At Uproot Collective in Edmonton, combi-ovens have allowed the marketplace for emerging food brands to operate more efficiently.

“When we changed out our convection oven to the RATIONAL, it took us from being able to do 145 pies in 25 minutes to 240 pies in 15 minutes,” says Jamie Scott, co-founder of Uproot Collective.

“I like to call it an extra chef,” says Kyle Amos, Food & Hospitality manager at Edmonton’s Freson Bros. “It takes a lot of the extra effort out of cooking and gives us the opportunity to provide that quality and consistency that every kitchen is looking for.”

With regard to choosing the right combi-oven, Meehan says “a brand recommendation depends on an operator’s budget, level of use, warranty requirements and more. It’s a lot like buying a car. There are a number of considerations. The differences between leading combi-oven brands are subtle, but those differences can make a real change in an operation depending on service style, menu and traffic flow.”

Balancing Act

Foodservice companies continue to feel the effect of supply-chain disruption, manifesting itself in higher freight costs and delivery delays.

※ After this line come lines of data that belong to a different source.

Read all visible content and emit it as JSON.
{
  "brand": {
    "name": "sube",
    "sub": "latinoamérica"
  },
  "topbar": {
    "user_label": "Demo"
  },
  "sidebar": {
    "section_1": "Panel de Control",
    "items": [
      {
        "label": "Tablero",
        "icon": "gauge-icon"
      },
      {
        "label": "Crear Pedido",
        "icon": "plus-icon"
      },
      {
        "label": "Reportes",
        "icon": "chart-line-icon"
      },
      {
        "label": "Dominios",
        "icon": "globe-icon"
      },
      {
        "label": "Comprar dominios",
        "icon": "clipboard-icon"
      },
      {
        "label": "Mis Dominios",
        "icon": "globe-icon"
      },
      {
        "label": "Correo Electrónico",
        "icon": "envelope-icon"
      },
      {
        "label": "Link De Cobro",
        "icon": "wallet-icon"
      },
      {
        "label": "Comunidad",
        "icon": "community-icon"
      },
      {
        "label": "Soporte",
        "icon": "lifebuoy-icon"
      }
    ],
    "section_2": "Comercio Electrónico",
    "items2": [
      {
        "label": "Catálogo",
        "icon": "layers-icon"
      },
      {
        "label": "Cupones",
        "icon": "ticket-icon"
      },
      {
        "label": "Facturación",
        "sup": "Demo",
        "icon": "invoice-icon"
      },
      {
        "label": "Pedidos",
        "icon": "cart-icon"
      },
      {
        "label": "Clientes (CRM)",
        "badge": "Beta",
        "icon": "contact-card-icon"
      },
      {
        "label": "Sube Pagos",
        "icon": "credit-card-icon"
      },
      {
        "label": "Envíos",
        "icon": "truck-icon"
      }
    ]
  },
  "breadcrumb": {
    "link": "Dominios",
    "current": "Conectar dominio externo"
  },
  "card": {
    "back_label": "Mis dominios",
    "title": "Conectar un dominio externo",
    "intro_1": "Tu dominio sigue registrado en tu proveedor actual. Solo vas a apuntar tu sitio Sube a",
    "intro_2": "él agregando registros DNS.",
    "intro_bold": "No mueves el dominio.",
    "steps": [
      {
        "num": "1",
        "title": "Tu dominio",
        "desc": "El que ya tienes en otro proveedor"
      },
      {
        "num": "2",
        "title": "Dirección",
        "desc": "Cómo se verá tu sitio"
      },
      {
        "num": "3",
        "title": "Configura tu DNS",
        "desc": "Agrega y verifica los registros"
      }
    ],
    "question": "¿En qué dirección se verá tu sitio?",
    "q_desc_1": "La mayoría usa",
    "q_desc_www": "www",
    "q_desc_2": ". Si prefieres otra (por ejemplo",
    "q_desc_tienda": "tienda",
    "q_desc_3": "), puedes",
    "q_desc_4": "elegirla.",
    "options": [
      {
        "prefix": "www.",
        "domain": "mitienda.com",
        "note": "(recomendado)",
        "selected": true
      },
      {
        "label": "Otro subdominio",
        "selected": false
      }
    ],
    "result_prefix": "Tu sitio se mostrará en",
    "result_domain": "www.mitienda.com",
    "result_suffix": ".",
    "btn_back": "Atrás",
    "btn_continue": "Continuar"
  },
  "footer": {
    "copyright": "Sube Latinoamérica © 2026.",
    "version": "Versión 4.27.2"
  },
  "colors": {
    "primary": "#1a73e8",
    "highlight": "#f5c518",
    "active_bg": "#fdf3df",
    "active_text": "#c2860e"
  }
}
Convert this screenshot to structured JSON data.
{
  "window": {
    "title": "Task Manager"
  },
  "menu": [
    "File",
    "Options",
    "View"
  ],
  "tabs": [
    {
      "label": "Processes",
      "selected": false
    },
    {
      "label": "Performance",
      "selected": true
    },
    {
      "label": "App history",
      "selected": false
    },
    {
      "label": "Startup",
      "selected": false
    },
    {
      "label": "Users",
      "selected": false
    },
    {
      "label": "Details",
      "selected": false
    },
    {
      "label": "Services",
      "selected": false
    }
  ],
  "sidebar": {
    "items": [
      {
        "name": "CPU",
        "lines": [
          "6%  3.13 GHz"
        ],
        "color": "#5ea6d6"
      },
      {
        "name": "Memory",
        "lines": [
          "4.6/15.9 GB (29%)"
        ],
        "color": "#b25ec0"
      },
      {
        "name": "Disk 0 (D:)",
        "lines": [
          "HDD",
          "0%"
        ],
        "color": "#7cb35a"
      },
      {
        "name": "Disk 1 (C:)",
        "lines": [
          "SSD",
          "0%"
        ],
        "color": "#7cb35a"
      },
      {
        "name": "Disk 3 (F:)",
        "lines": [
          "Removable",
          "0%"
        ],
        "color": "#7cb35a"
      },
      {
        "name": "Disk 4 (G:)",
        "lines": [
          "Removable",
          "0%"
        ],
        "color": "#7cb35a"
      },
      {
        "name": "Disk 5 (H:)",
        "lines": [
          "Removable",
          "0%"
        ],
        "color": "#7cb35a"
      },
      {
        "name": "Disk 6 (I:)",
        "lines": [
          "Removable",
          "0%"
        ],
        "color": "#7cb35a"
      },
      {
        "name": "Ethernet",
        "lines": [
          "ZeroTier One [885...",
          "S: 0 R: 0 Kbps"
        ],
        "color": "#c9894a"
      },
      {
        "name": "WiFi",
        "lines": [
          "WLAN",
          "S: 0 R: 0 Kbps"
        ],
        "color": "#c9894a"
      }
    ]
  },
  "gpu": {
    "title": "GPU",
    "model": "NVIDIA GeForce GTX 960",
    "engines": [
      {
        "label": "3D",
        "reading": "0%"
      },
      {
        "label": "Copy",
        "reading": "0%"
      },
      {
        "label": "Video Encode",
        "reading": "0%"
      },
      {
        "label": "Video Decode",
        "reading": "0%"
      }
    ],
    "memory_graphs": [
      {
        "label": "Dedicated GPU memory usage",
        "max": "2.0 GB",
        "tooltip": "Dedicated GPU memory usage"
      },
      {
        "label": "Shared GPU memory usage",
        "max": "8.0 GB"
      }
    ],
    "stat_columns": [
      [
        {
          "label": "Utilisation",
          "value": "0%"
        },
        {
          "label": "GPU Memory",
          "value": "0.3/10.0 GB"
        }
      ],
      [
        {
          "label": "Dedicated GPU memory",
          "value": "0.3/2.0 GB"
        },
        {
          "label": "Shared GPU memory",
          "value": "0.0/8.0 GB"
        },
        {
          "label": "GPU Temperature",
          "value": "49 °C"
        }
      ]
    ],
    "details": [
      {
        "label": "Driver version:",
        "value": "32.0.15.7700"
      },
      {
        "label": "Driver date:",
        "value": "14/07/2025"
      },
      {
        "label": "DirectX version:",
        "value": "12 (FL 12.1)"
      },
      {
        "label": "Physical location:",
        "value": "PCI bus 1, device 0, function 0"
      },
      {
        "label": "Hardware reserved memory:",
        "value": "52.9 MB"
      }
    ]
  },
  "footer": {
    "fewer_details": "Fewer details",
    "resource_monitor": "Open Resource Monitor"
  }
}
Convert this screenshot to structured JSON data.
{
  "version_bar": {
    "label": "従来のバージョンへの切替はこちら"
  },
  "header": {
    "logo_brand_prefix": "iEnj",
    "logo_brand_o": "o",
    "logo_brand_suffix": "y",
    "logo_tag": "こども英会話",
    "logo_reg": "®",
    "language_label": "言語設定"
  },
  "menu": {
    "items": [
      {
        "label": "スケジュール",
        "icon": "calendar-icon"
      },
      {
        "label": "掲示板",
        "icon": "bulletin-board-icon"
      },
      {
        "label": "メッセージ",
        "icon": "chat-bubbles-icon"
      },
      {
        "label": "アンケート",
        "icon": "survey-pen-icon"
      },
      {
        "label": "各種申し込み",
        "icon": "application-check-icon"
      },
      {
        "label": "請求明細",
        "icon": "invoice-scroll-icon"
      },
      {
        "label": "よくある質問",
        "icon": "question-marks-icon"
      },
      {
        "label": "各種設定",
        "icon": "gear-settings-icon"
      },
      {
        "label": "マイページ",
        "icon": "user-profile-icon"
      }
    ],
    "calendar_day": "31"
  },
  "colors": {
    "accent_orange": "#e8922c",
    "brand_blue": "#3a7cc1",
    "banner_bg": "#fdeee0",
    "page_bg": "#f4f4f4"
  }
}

“Many foodservice companies are still feeling the pinch when it comes to global supply-chain challenges involving microchips, valves, components, stainless steel and rising freight costs,” says Moreland. “Last spring, lead times for combi-ovens were five to eight months, but they’ve started to improve. Freight rates are also stabilizing, but I don’t think we’ll see the rates go back to what they were pre-pandemic. A year-and-a-half ago, freight quote rates were as high as US$26,000 for a 40-foot container, whereas pre-pandemic it was roughly US$4,500 to US$5,000 for a 40-foot container. The average is currently US$9,500 to US$11,000.”

Conversely, smaller brands have been able to meet the demand due to excess inventory while the leaders braced for setbacks. “Lesser-known brands, still of quality, have managed to gain some share because they’ve had product available and have gained substantial sales,” says Meehan. “Who knew product availability would be a unique selling proposition?”

Picking up Speed

In terms of other speed-cooking equipment, RATIONAL introduced the iVario Pro to the North American market in 2020.

“The iVario Pro makes it possible to boil, fry and deep fry with just one appliance four times faster [than traditional equipment] and uses up to 40 per cent less energy,” says Danielle Forget, senior marketing manager, RATIONAL Canada. “Two years later, we’re seeing more kitchens turning to this piece of equipment to help improve efficiency, quality and standardization in the kitchen.”

Examples of iVario cooking times include 22 minutes for 33lbs of pasta; 20 minutes for 99lbs of beef stroganoff; and 70 minutes for 32lbs of rice pudding.

“The iVario Pro from RATIONAL is a tilting skillet, typically used for large capacity cooking, searing and frying, and is fully integrated with the same technology as a combi-oven,” says Moreland. “I’m interested to see how this piece of equipment will take off in the market.”

Additionally, Meehan says that while sous vide is a slower cooking process, it could become a component of speed cooking because the product has already been prepared and only requires a few minutes after it’s cooked to plate and serve.